Kasus Pensiunan Kapten TNI Masuk Praperadilan, Ahli Hukum Soroti Potensi Cacat Prosedur : “Seharusnya Tidak Ditahan”

SUARA RAKYAT25 Dilihat

SUMBAR INVESTIGASI, ROKAN HILIR — Proses praperadilan yang diajukan pihak Soekirman (64), pensiunan Kapten TNI yang kini ditahan di Rutan Kelas II Rokan Hilir, mendapat perhatian dari ahli hukum pidana Fakultas Hukum Universitas Muhammadiyah Sumatera Utara (UMSU), Dr. Faisal Riza.

Faisal menilai praperadilan menjadi ruang untuk menguji apakah proses penegakan hukum, khususnya penangkapan, penetapan tersangka, hingga penahanan, telah dilakukan sesuai prosedur. “Biasanya kalau penasihat hukum tersangka sudah mengajukan permohonan praperadilan, artinya menurut penasihat hukum ada proses penegakan hukum yang salah prosedur dari aparat penegak hukum,” ujar Faisal.

Menurutnya, kondisi tersangka yang telah lanjut usia juga harus menjadi perhatian aparat penegak hukum. Ia merujuk ketentuan KUHAP baru yang memberikan hak kepada tersangka lansia untuk mendapatkan pelayanan sesuai kondisi fisik dan psikisnya pada setiap tahap pemeriksaan.

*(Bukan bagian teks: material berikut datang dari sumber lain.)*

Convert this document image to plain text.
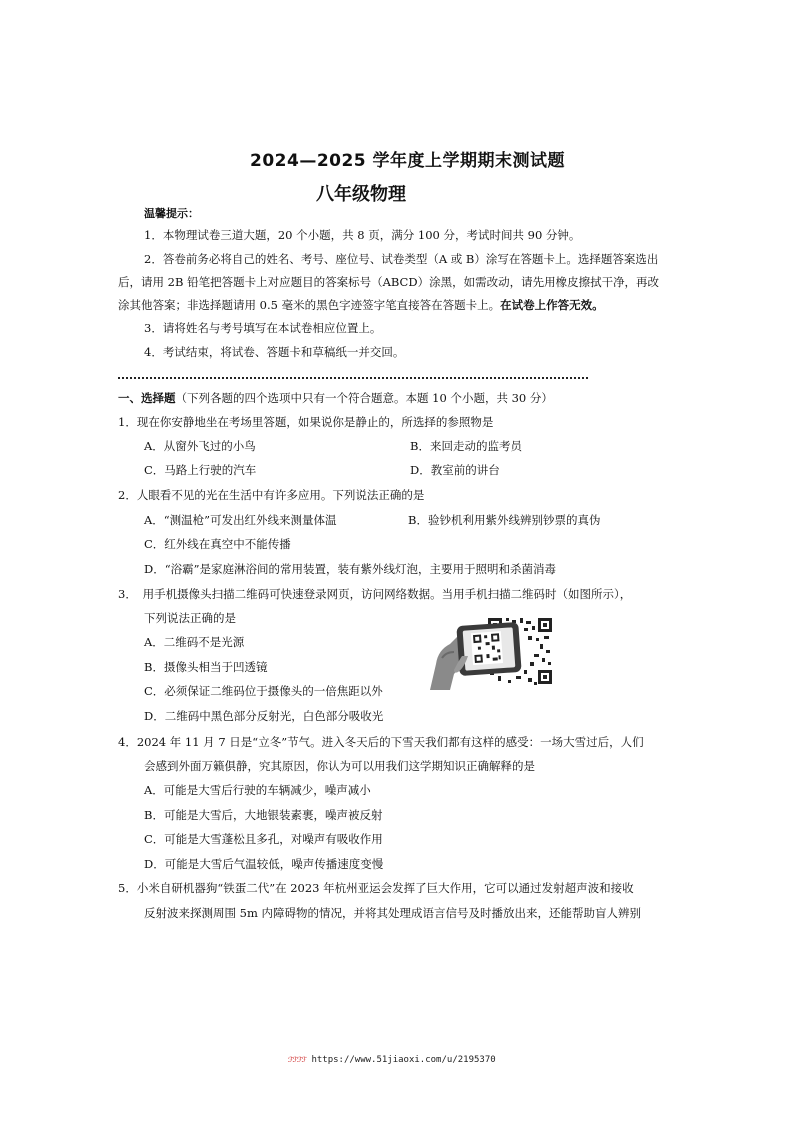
2024—2025 学年度上学期期末测试题
八年级物理
温馨提示：
1．本物理试卷三道大题，20 个小题，共 8 页，满分 100 分，考试时间共 90 分钟。
2．答卷前务必将自己的姓名、考号、座位号、试卷类型（A 或 B）涂写在答题卡上。选择题答案选出
后，请用 2B 铅笔把答题卡上对应题目的答案标号（ABCD）涂黑，如需改动，请先用橡皮擦拭干净，再改
涂其他答案；非选择题请用 0.5 毫米的黑色字迹签字笔直接答在答题卡上。在试卷上作答无效。
3．请将姓名与考号填写在本试卷相应位置上。
4．考试结束，将试卷、答题卡和草稿纸一并交回。
一、选择题（下列各题的四个选项中只有一个符合题意。本题 10 个小题，共 30 分）
1．现在你安静地坐在考场里答题，如果说你是静止的，所选择的参照物是
A．从窗外飞过的小鸟	B．来回走动的监考员
C．马路上行驶的汽车	D．教室前的讲台
2．人眼看不见的光在生活中有许多应用。下列说法正确的是
A．“测温枪”可发出红外线来测量体温	B．验钞机利用紫外线辨别钞票的真伪
C．红外线在真空中不能传播
D．“浴霸”是家庭淋浴间的常用装置，装有紫外线灯泡，主要用于照明和杀菌消毒
3．　用手机摄像头扫描二维码可快速登录网页，访问网络数据。当用手机扫描二维码时（如图所示），
下列说法正确的是
A．二维码不是光源
B．摄像头相当于凹透镜
C．必须保证二维码位于摄像头的一倍焦距以外
D．二维码中黑色部分反射光，白色部分吸收光
4．2024 年 11 月 7 日是“立冬”节气。进入冬天后的下雪天我们都有这样的感受：一场大雪过后，人们
会感到外面万籁俱静，究其原因，你认为可以用我们这学期知识正确解释的是
A．可能是大雪后行驶的车辆减少，噪声减小
B．可能是大雪后，大地银装素裹，噪声被反射
C．可能是大雪蓬松且多孔，对噪声有吸收作用
D．可能是大雪后气温较低，噪声传播速度变慢
5．小米自研机器狗“铁蛋二代”在 2023 年杭州亚运会发挥了巨大作用，它可以通过发射超声波和接收
反射波来探测周围 5m 内障碍物的情况，并将其处理成语言信号及时播放出来，还能帮助盲人辨别
ℱℱℱℱ https://www.51jiaoxi.com/u/2195370
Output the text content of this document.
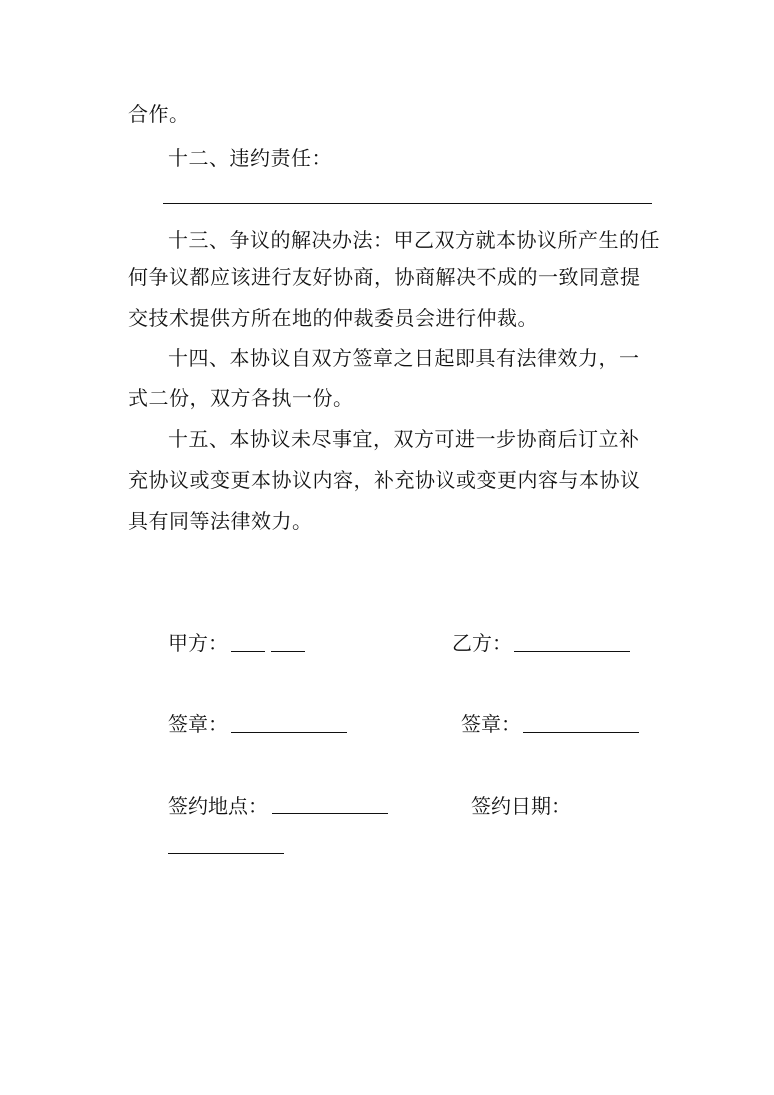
合作。
十二、违约责任：
十三、争议的解决办法：甲乙双方就本协议所产生的任
何争议都应该进行友好协商，协商解决不成的一致同意提
交技术提供方所在地的仲裁委员会进行仲裁。
十四、本协议自双方签章之日起即具有法律效力，一
式二份，双方各执一份。
十五、本协议未尽事宜，双方可进一步协商后订立补
充协议或变更本协议内容，补充协议或变更内容与本协议
具有同等法律效力。
甲方：	乙方：
签章：	签章：
签约地点：	签约日期：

Faisal menegaskan, aparat penegak hukum harus patuh dan konsisten menjalankan ketentuan KUHAP, terutama dalam proses penangkapan, penetapan tersangka dan penahanan. “Kalau prosedur itu diikuti, keberatan yang diajukan penasihat hukum melalui praperadilan sebenarnya dapat dihindari,” katanya.

Faisal menilai hukum acara pidana saat ini tidak hanya berfungsi sebagai instrumen penegakan hukum, tetapi juga sebagai pembatas kewenangan aparat agar tidak bertindak sewenang-wenang terhadap warga negara.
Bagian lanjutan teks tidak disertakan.